The scientific community announced yesterday, June 15, that gravitational waves have been detected for only the second time ever. Gravitational waves are basically ripples in space and time that travel outward from their source, for example two black holes smashing together–just like the ripples that move outward when you throw a stone into a pond. But what exactly do I mean by ripples of space and time?
The theory of relativity.
When you think of gravity, you probably think of what you learned in high school physics: anything with mass has a gravitational pull, smaller things are pulled toward bigger things, and that’s why things (including us) fall to Earth. Gravity is a force that pulls things toward each other.
In 1915, Albert Einstein published his general theory of relativity, providing physicists (and the rest of us) a modern theory of gravitation. Einstein described gravity as a property of both space and time, where the two are intricately woven together, and formed predictions related to this. As time passed, scientists confirmed his predictions over and over again. But it was only in the past year that scientists confirmed–finally!–his prediction of gravitational waves. We just couldn’t detect them until late 2015, even though scientists have literally been trying for decades.

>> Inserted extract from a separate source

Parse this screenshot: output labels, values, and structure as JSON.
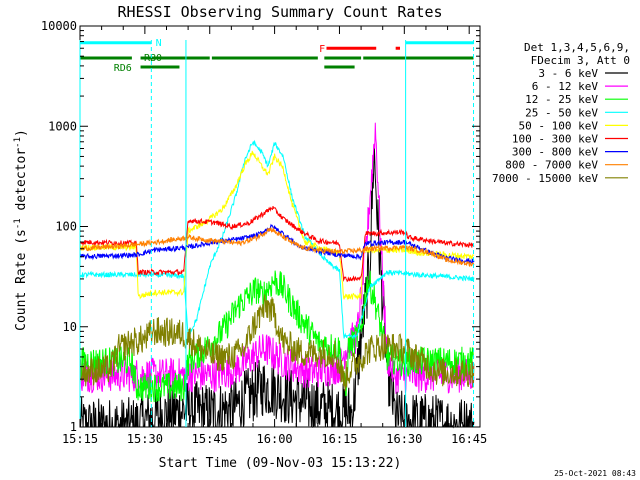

The first detection (announced this past February) recorded the collision of two massive black holes that occurred about a billion years ago. When these black holes collided, an intense amount of energy was was sent outward in gravitational waves. This collision literally bent and changed space and time — ripples. These ripples were recorded as vibrations, which we can actually hear!
And now, for the second time — scientists have detected another collision! Two black holes collided together and formed a black hole 21 times the size of the sun. THAT.IS.MASSIVE.
What’s a black hole?
A black hole is an area of space with so much gravity that nothing — not even light — can escape its pull. We unfortunately don’t know much about black holes. We can’t even see them!
Gravitational waves now provide astronomers with data that can be used to learn more about black holes and, more generally, gravity itself.
Why are astronomers so excited?
When we first started exploring the universe, scientists used their eyes–and therefore, light–to see space through telescopes. This pretty much limited our knowledge of space to what we could see. Slowly, we started learning more about the universe with different technologies, like x-ray and radio wave observations. With gravitational wave detection, it is pretty likely that we’ll make a lot of new, really awesome discoveries. Who knows what is out there, so far unobserved by humans, that gravitational waves can lead us to?